16. A method for determination of difference parameters based on electrical impedance tomography (EIT) data, the method comprising:

providing EIT data associated with a first time;

determining first time regional impedance values based on the EIT data associated with the first time and providing the first time regional impedance values as a first time regional impedance values data set;

providing EIT data associated with a further time;

determining further time regional impedance values based on the EIT data associated with the further time and are providing the further time regional impedance values as a further time regional impedance values data set;

determining regional difference values of ventilated lung regions based on the first time regional impedance values data set and the further time regional impedance values data set;

classifying the determined regional difference values based on an evaluation criterion;

adding up the classified difference values and determining difference parameters from totals of the classified difference values; and

generating a control signal from the difference parameters.
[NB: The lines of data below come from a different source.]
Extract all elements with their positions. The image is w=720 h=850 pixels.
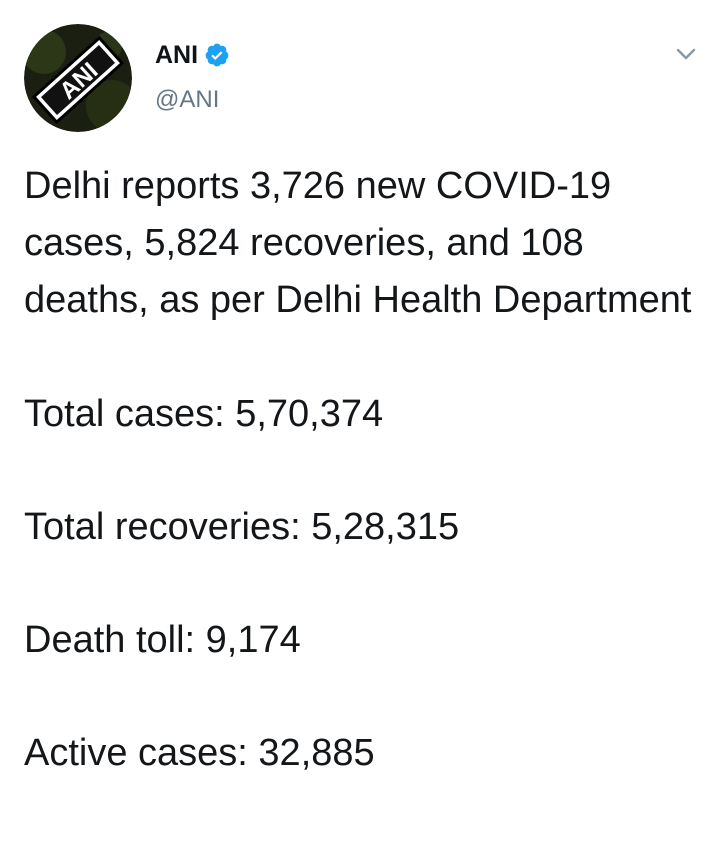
chevron-down-icon[interactable] [672,40,700,68]
tweet-card: ANI ANI @ANI Delhi reports 3,726 new COV… [0,0,720,850]
ani-logo-icon: ANI [24,24,132,132]
avatar[interactable]: ANI [24,24,132,132]
author-name-row: ANI [155,38,230,72]
tweet-headline: Delhi reports 3,726 new COVID-19 cases, … [24,165,692,321]
display-name[interactable]: ANI [155,41,198,70]
tweet-text: Delhi reports 3,726 new COVID-19 cases, … [24,158,704,782]
user-handle[interactable]: @ANI [155,86,219,114]
stat-total-recoveries: Total recoveries: 5,28,315 [24,506,460,548]
stat-death-toll: Death toll: 9,174 [24,619,301,661]
verified-badge-icon [204,42,230,68]
stat-active-cases: Active cases: 32,885 [24,732,375,774]
stat-total-cases: Total cases: 5,70,374 [24,393,384,435]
17. A method in accordance with claim 16, wherein additional EIT data are provided and are processed to form additional difference parameters.

18. A method in accordance with claim 17, wherein the additional difference parameters are determined based on a change in a ventilation pressure situation.

19. A method in accordance with claim 18, wherein the change in ventilation pressure situation is configured as a gradual change in an expiratory pressure, each at an end of expiration phases.